Quand vous parlez du Vote Leave et des enjeux démocratiques, vous faites référence à la collecte de données par exemple ?
Oui, enfin, j’ai vu ce film avec Benedict Cumberbatch sur Dominic Cummings, même moi j’étais choqué, pourtant je savais. Il y a des reportages aussi sur les manigances de la campagne du Leave, comment ils ont influencé les votes. Je ne sais pas du tout ce qui va se passer. Mais quand il y a eu des affiches : « La Turquie va rejoindre l’UE », « 80 millions de personnes vont venir en GB avec des souliers sales, à la porte de la GB », il y a quand même un véritable problème. D’autant plus que les principaux Brexiter ont quitté leur poste. Boris Johnson ne voulait pas du tout gagner, c’est sa soeur qui l’a révélé 4 jours après le référendum.
Qu’est-ce que vous pensez des déclarations d’Emmanuel Macron, qui se place contre un report trop long du Brexit ?
Je n’ai pas compris pourquoi Macron est passé pour le « bad guy » dans la presse britannique.

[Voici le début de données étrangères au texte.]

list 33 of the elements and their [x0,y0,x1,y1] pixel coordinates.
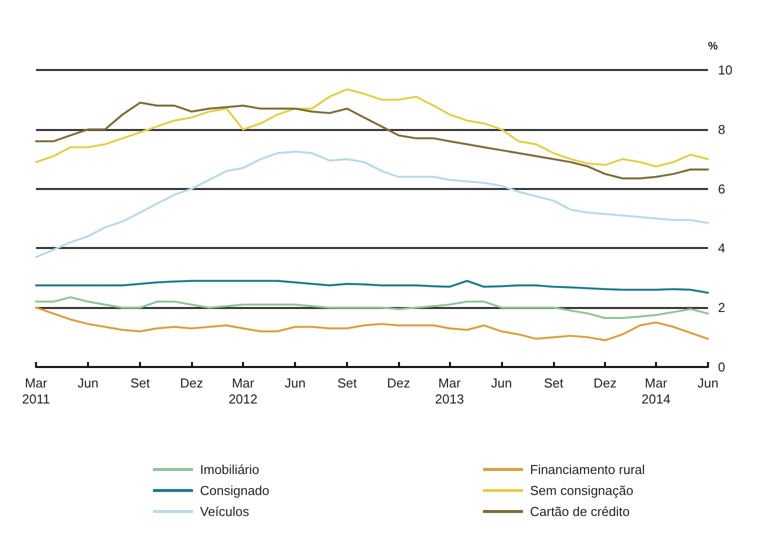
x-tick-label: Jun [78,376,99,390]
line-series [35,296,709,319]
x-tick-label: Mar 2014 [642,376,670,406]
x-tick-label: Dez [180,376,204,390]
x-tick-label: Jun [491,376,512,390]
legend-label: Cartão de crédito [530,504,630,519]
x-tick-label: Dez [387,376,410,390]
x-tick-label: Jun [284,376,306,390]
y-axis-title: % [708,40,718,52]
line-series [35,88,709,168]
line-series [35,102,709,180]
x-tick-label: Mar 2013 [435,376,464,406]
line-series [35,280,709,294]
x-tick-label: Set [337,376,358,390]
x-tick-label: Set [544,376,564,390]
x-tick-label: Set [130,376,150,390]
x-tick-label: Dez [593,376,617,390]
x-tick-label: Mar 2011 [22,376,50,406]
x-tick-label: Jun [698,376,718,390]
line-series [35,150,709,258]
y-tick-label: 6 [718,181,726,196]
legend-label: Imobiliário [200,462,260,477]
x-tick-label: Mar 2012 [228,376,258,406]
legend-label: Sem consignação [530,483,634,498]
y-tick-label: 4 [718,240,726,256]
legend-label: Veículos [200,504,250,519]
y-tick-label: 2 [718,300,726,316]
y-tick-label: 8 [718,122,726,137]
y-tick-label: 10 [718,62,732,78]
y-tick-label: 0 [718,360,726,374]
line-series [35,306,709,342]
legend-label: Consignado [200,483,270,498]
legend-label: Financiamento rural [530,462,645,477]
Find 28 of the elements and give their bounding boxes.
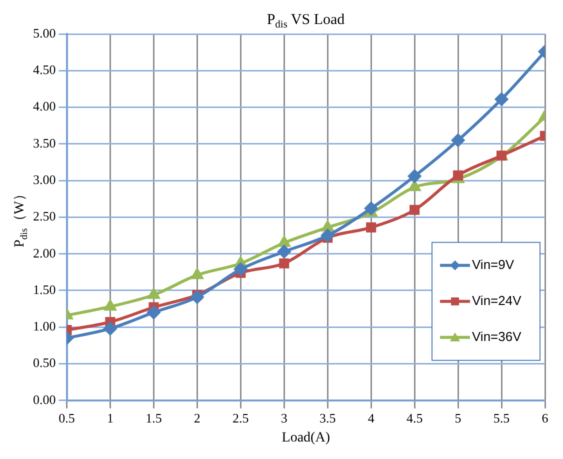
x-tick-label: 4.5: [406, 410, 423, 426]
y-tick-label: 3.00: [33, 172, 56, 187]
y-tick-label: 3.50: [33, 135, 56, 150]
x-tick-label: 2.5: [232, 410, 249, 426]
legend-label: Vin=9V: [472, 256, 514, 272]
x-tick-label: 5.5: [493, 410, 510, 426]
x-tick-label: 3.5: [319, 410, 336, 426]
y-tick-label: 2.50: [33, 208, 56, 224]
x-tick-label: 5: [454, 410, 462, 426]
y-tick-label: 1.00: [33, 318, 56, 334]
y-tick-label: 4.00: [33, 98, 56, 114]
y-tick-label: 2.00: [33, 245, 56, 260]
y-tick-label: 0.00: [33, 392, 56, 407]
x-tick-label: 4: [368, 410, 375, 426]
x-tick-label: 0.5: [58, 410, 75, 426]
x-tick-label: 2: [194, 410, 200, 426]
legend-label: Vin=36V: [472, 328, 522, 344]
x-tick-label: 3: [280, 410, 288, 426]
x-axis-title: Load(A): [282, 430, 330, 446]
y-tick-label: 5.00: [33, 25, 56, 40]
x-tick-label: 6: [542, 410, 549, 426]
y-tick-label: 0.50: [33, 355, 56, 370]
legend-label: Vin=24V: [472, 292, 522, 308]
y-tick-label: 4.50: [33, 62, 56, 78]
y-axis-title: Pdis（W）: [12, 186, 30, 248]
y-tick-label: 1.50: [33, 282, 56, 297]
x-tick-label: 1.5: [146, 410, 162, 426]
x-tick-label: 1: [106, 410, 114, 426]
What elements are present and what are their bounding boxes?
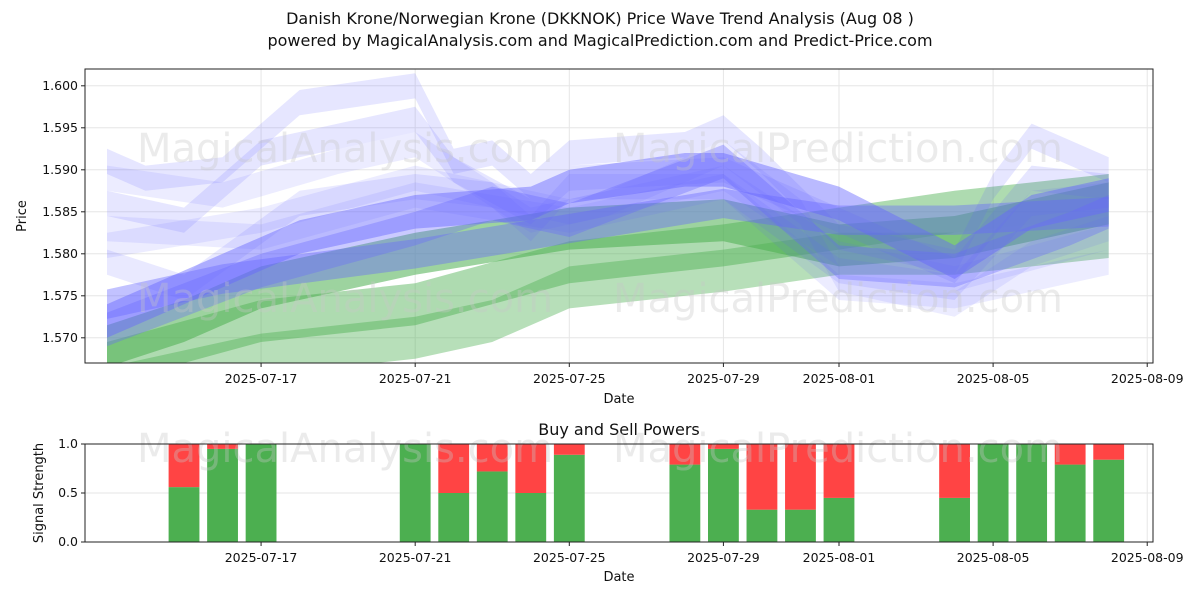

Après tout, ce qu’il voulait faire, c’est donner à Theresa May ce qu’elle réclamait à savoir une période de 3 mois, Emmanuel Macron était le seul qui disait « OK vous voulez 3 mois, on vous donne 3 mois. » Tous ses autres collègues disaient « Ah non ». Mais je pense qu’il ne s’agissait pas d’amabilité prégnante dans le genre « Prenez votre temps. » C’est du sadisme masqué parce que tous voient très bien que le Royaume Uni n’arrive pas à se décider, que c’est tout simplement prolonger la situation. Le moins que l’on puisse dire c’est que depuis 3 ans les Britanniques ne sont pas arrivés à savoir ce qu’ils veulent. Donc c’est du sadisme. Maintenant même si on leur donne 6 mois, le Brexit a fait complètement pschitt. Depuis une semaine ils sont tous partis en vacances. Ils vont attendre encore un 5ème mois, 3ème semaine, 6ème jour et 11ème heure pour tout d’un coup encore être obligés de trouver quelque chose qui pourrait les mettre d’accord. Le problème dans tout cela, c’est qu’ils ne savent pas quel Brexit envisager. Le peuple est pour un Brexit et les députés savent très bien que ça va rendre plus pauvres, surtout les gens qui sont déjà défavorisés. Si vous sondez les gens qui ont voté le Brexit, ils vous diront « We felt ignored », ils avaient l’impression de ne pas avoir de voix. Le grand débat n’est pas du tout de tradition en Grande-Bretagne. En tout cas, je n’ai jamais vu l’Europe faire autant d’audimat dans un autre pays. Là les Britanniques sont complètement passionnés. Au grand débat à la télévision britannique Question time, les gens s’engueulent, l’ambiance est clivée, agressive, mais au moins les gens parlent enfin, il y a un vrai débat sur l’Europe, le débat qu’il y aurait dû avoir avant le référendum. It’s too late, hélas.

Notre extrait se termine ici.